Hermès, whose origins date back to as early as 1837, is a world-famous designer and producer of high-quality handbags, apparel, scarves, jewelry, fashion accessories, and home furnishings – but arguably, is known best for its famous BIRKIN handbag, an exclusive design that was first created in 1984 and first sold in the U.S. in 1986.

Back in January, Hermès sued Rothschild alleging he infringed the trademarks of its famous Birkin luxury handbag by creating and selling MetaBirkins NFTs. The NFTs represent digital images of the Birkin handbags, but covered in fur instead of leather.

The ‘Rogers’ test

Last week, oral arguments took place to determine whether or not the ongoing case against Rothschild should be dismissed.

By and through counsel and Harvard Law School Professor Rebecca Tushnet, Rothschild argues MetaBirkins falls under First Amendment protections, while Hermes says that because of how Rothschild has used the MetaBirkins name, it has created a likelihood of consumer confusion as between MetaBirkins NFTs and the Hermès brand.

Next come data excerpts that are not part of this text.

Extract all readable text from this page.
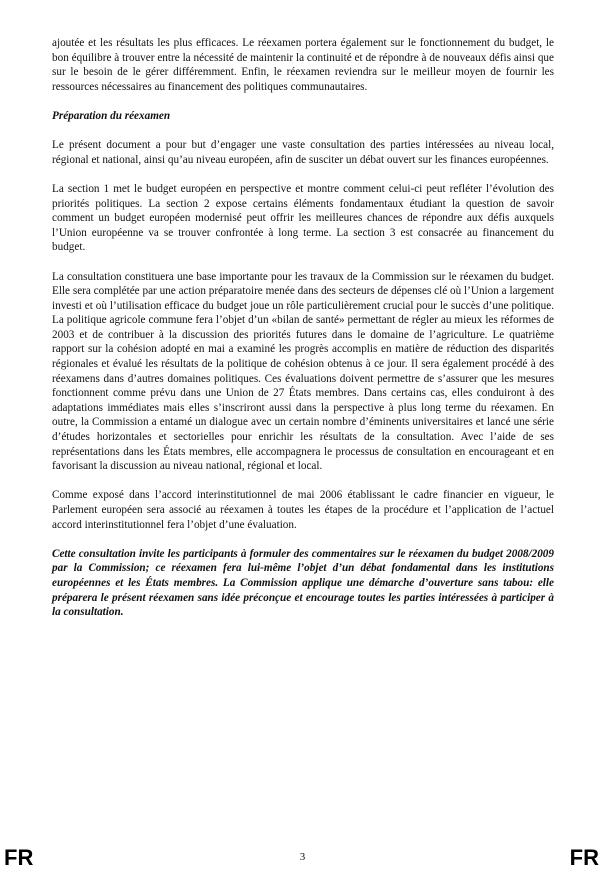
ajoutée et les résultats les plus efficaces. Le réexamen portera également sur le fonctionnement du budget, le bon équilibre à trouver entre la nécessité de maintenir la continuité et de répondre à de nouveaux défis ainsi que sur le besoin de le gérer différemment. Enfin, le réexamen reviendra sur le meilleur moyen de fournir les ressources nécessaires au financement des politiques communautaires.

Préparation du réexamen

Le présent document a pour but d’engager une vaste consultation des parties intéressées au niveau local, régional et national, ainsi qu’au niveau européen, afin de susciter un débat ouvert sur les finances européennes.

La section 1 met le budget européen en perspective et montre comment celui-ci peut refléter l’évolution des priorités politiques. La section 2 expose certains éléments fondamentaux étudiant la question de savoir comment un budget européen modernisé peut offrir les meilleures chances de répondre aux défis auxquels l’Union européenne va se trouver confrontée à long terme. La section 3 est consacrée au financement du budget.

La consultation constituera une base importante pour les travaux de la Commission sur le réexamen du budget. Elle sera complétée par une action préparatoire menée dans des secteurs de dépenses clé où l’Union a largement investi et où l’utilisation efficace du budget joue un rôle particulièrement crucial pour le succès d’une politique. La politique agricole commune fera l’objet d’un «bilan de santé» permettant de régler au mieux les réformes de 2003 et de contribuer à la discussion des priorités futures dans le domaine de l’agriculture. Le quatrième rapport sur la cohésion adopté en mai a examiné les progrès accomplis en matière de réduction des disparités régionales et évalué les résultats de la politique de cohésion obtenus à ce jour. Il sera également procédé à des réexamens dans d’autres domaines politiques. Ces évaluations doivent permettre de s’assurer que les mesures fonctionnent comme prévu dans une Union de 27 États membres. Dans certains cas, elles conduiront à des adaptations immédiates mais elles s’inscriront aussi dans la perspective à plus long terme du réexamen. En outre, la Commission a entamé un dialogue avec un certain nombre d’éminents universitaires et lancé une série d’études horizontales et sectorielles pour enrichir les résultats de la consultation. Avec l’aide de ses représentations dans les États membres, elle accompagnera le processus de consultation en encourageant et en favorisant la discussion au niveau national, régional et local.

Comme exposé dans l’accord interinstitutionnel de mai 2006 établissant le cadre financier en vigueur, le Parlement européen sera associé au réexamen à toutes les étapes de la procédure et l’application de l’actuel accord interinstitutionnel fera l’objet d’une évaluation.

Cette consultation invite les participants à formuler des commentaires sur le réexamen du budget 2008/2009 par la Commission; ce réexamen fera lui-même l’objet d’un débat fondamental dans les institutions européennes et les États membres. La Commission applique une démarche d’ouverture sans tabou: elle préparera le présent réexamen sans idée préconçue et encourage toutes les parties intéressées à participer à la consultation.

FR	3	FR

Specifically, Tushner says that the MetaBirkins NFTs are protected under the Second Circuit’s 1989 Rogers v. Grimaldi test, which established the “explicitly misleads” standard. Under Rogers, the court held that users of a trademark are protected from infringement claims if their use is both (1) an artistic expression and (2) doesn’t explicitly mislead consumers.

Do these NFTs differ from ordinary consumer products?

Tushner argues that what Rothschild has done with the MetaBirkins NFTs differs from ordinary consumer products, as they are considered an “expressive work.”

During oral arguments, she stated that by not dismissing this case, this would have a “chilling effect” on artists who want to depict famous brands, but don’t have the money for a successful legal defense, citing three other trademark cases that were decided on a motion to dismiss that also applied the Rogers test.

This case will serve as one of the first instances that explores how intellectual property law is applied to NFTs.